On All Souls Day, Francis said a Mass at the French military cemetery in Rome, with its rows of white crosses the burial place of about 1,900 French and Moroccan soldiers killed in World War Two.
Francis, who visits a cemetery each year on the day of remembrance, laid white roses and stopped to pray at some of the tombs and mentioned that one read “Unknown, Died for France, 1944.”
“Not even a name. But in the heart of God there are all our names. This is the tragedy of war,” he said in an improvised sermon.
“I am sure that all of these who were called to defend the homeland and went with good will are with the Lord,” Francis said.
“But … do we fight enough so that there are no wars, so that there are no economies of countries that are strengthened by the weapons industry?” he said.
“These tombs are a message of peace. Stop brothers and sisters, stop.

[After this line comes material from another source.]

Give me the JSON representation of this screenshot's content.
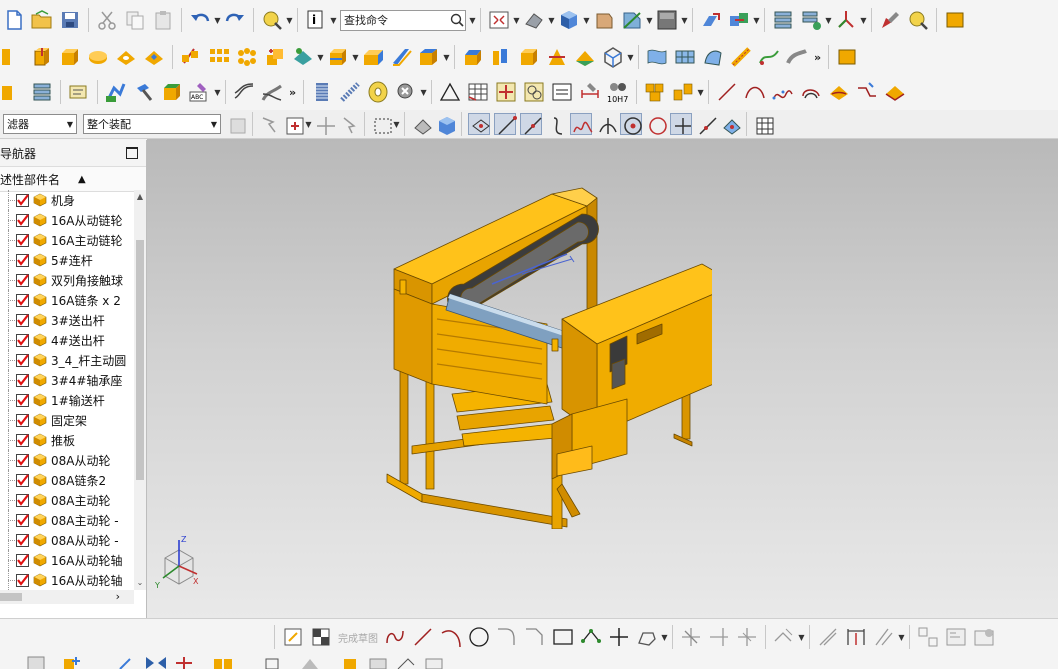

Stop, arms manufacturers, stop!” he said, calling those buried at the cemetery among the many “victims of war, which swallows up the children of the homeland”.
Francis has made many calls for disarmament and has said that nuclear weapons should be banned because even their possession for deterrent reasons is “perverse” and indefensible.
When the location of the Mass was announced last month, an Italian group protested, saying the choice was an offence to victims of Moroccan soldiers, known as Goumiers, an auxiliary unit of the French military when France was still the colonial power.
They committed many random murders and raped many Italian women in the countryside between Naples and Rome as allied forces moved up the Italian peninsula.
One such incident was immortalized in the 1960 neo-realist film by Vittorio De Sica “Two Women,” starring Sophia Loren, which told the story of a woman and her daughter who were both raped by Moroccan soldiers south of Rome.